Por otra parte, existe una 'segunda línea de trabajo que caracteriza a la poesía del 80: la del quiebre de la lógica del discurso denotativo para explorar formas de expresión cercanas al discurso esquizoide y a una suerte de neovanguardismo cuyos nexos pueden ser rastreados en el ya lejano pero aún influyente Trilce de Vallejo', que en su afán por incorporar la alteridad verbal del callejeo limeño y nocturno (herencia de Hora Zero), aunados en el ya mencionado grupo Kloaka, no se limita a dar cuenta de esta otredad lingüística, sino que extrapola este 'descalabro' expresivo a la constitución misma del sujeto de habla, como contraparte de ese sujeto también dislocado y violentado del que viene, pero hacia al que también va. Ida y vuelta de una creación poética que no es reflejo de una realidad social, sino un discurso propio de ese imaginario desde el cual parte, pero que al mismo contribuye a crear y, en ocasiones, a mantener.

El zigzagueante intercambio entre poesía e historia en la poesía peruana de los últimos años pareciera, entonces, actuar como respuesta ante una realidad que difícilmente es una invitación a utopizar. La radicalización de la escritura y su tono esquizo y dislocado no pueden leerse, por tanto, como una mera especialización para iniciados, como una privatización para especialistas que arrincone a la poesía en un desván ajeno de su contorno. Por el contrario: se trata de un acercamiento negativo, de un acercamiento inverso y perverso que en lugar de operar miméticamente, se inclina por la negación de las certidumbres como si fuera esta la única alternativa posible ante la debacle patria.

Desde sus orígenes, en términos de Julio Ortega, el discurso que ha trabajado la conciencia histórica peruana se propuso resolver de algún modo los dilemas de su identidad cultural frente a la cultura dominante, y su rol frente a los modelos impuestos. Pero estas respuestas también incluyen un claro contenido utópico y normativo: ante las diversas crisis se producen como la opción por una sociedad sin crisis, lo que ayer como hoy convoca a la función creadora de la utopía frente a la función conservadora de la adaptación antiutópica. Así, esas respuestas (estéticas) se articulan con la práctica pública: el anhelo de lograr un espacio de validez social para los mestizos, en el caso de Garcilaso y sus comentarios reales; la defensa de la amenazada existencia social indígena, en el de Guamán Poma. Aún más, las respuestas que estos clásicos se hicieron en su tiempo, tampoco han logrado satisfactoria respuesta en el Perú contemporáneo: ¿qué modelo político y global es posible construir?, ¿cómo reformular la relación del Perú con Occidente?, y ¿qué sistema político puede sustentarse en la pluralidad cultural del Perú, un país donde las mayorías han tenido un rol de minorías?

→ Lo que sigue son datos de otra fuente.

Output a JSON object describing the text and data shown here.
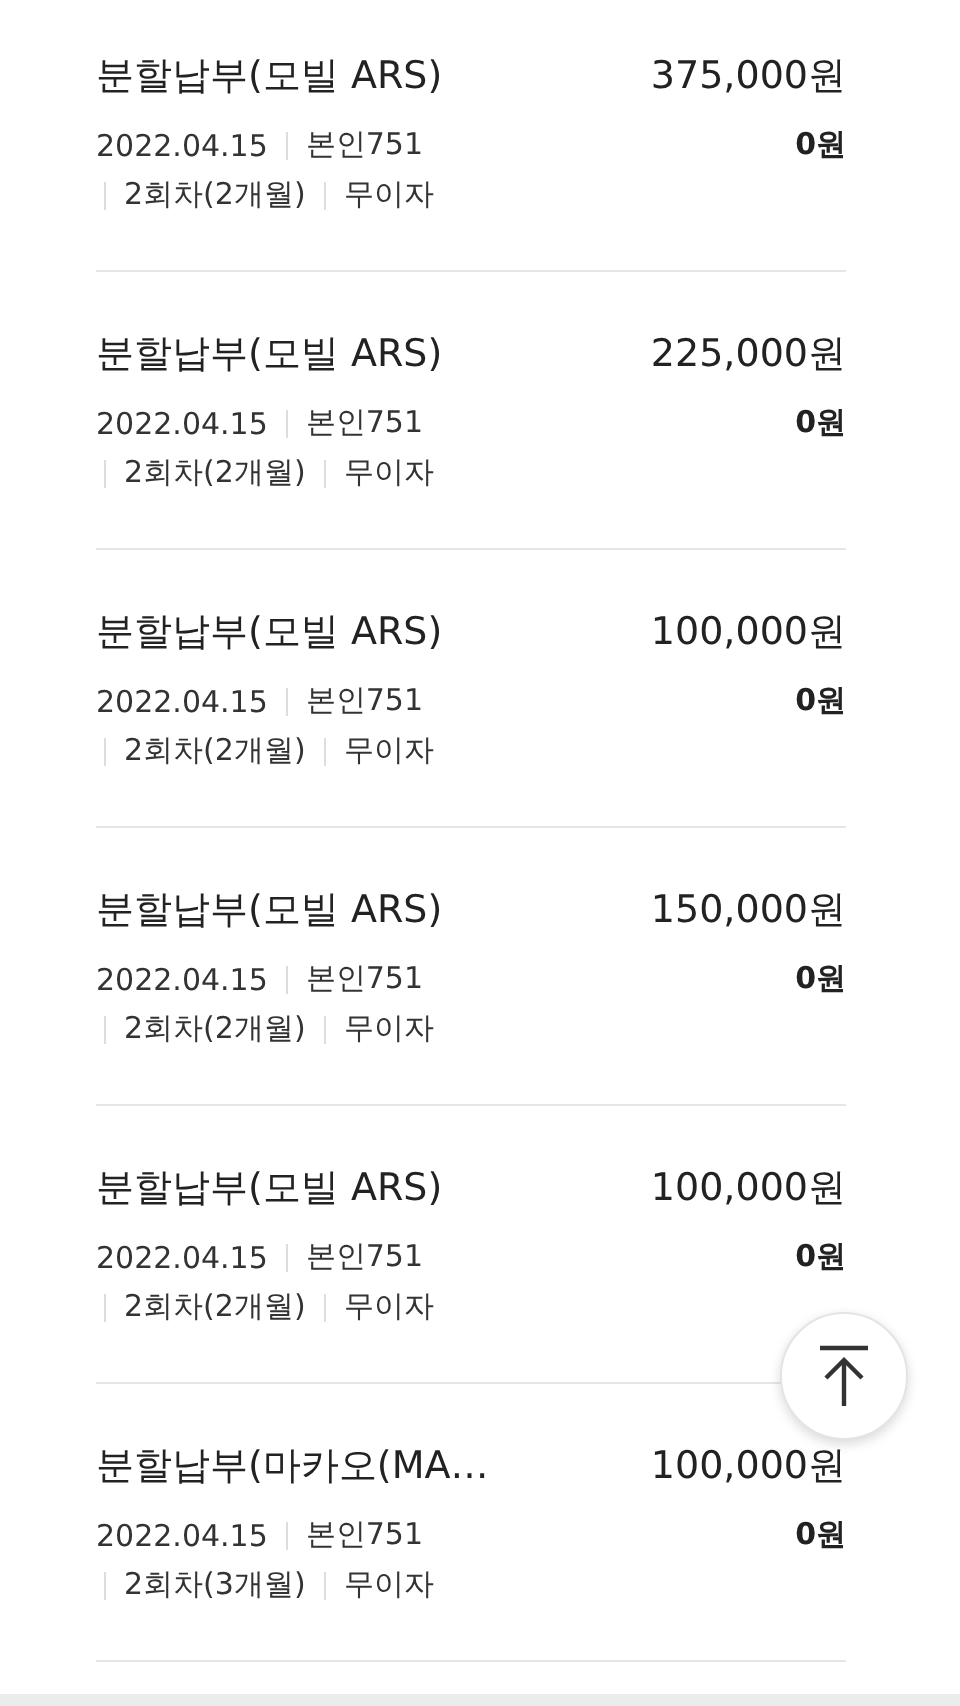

Por otra parte, aún seguimos explícitamente la disquisición de Ortega, 'la postulación de un modelo implica también que este discurso actúa sobre una realidad transitiva; esto es, sobre una historia en proceso de hacerse y, en lo principal, por realizarse. De tal modo que la historicidad del discurso peruano podría estudiarse como una 'arqueología del lenguaje': las instancias sociales y culturales que no se cumplieron como un modelo alternativo y que muestran los conflictos no resueltos de proyectos en disputa entregarían el proceso de un discurso polarizado. Porque si el poder establecido ha manejado sus propios proyectos políticos (colonial, liberal, imperialista y neocolonial), los discursos alternativos han actuado como una conciencia histórica crítica, donde se construye la tradición de un proyecto emancipatorio. De allí proviene el sesgo relativista de la percepción histórica en el Perú, que supone al pasado inconcluso y al proceso histórico, parcial. Es la legitimidad de la existencia social lo que ha sido fundada históricamente en este país'.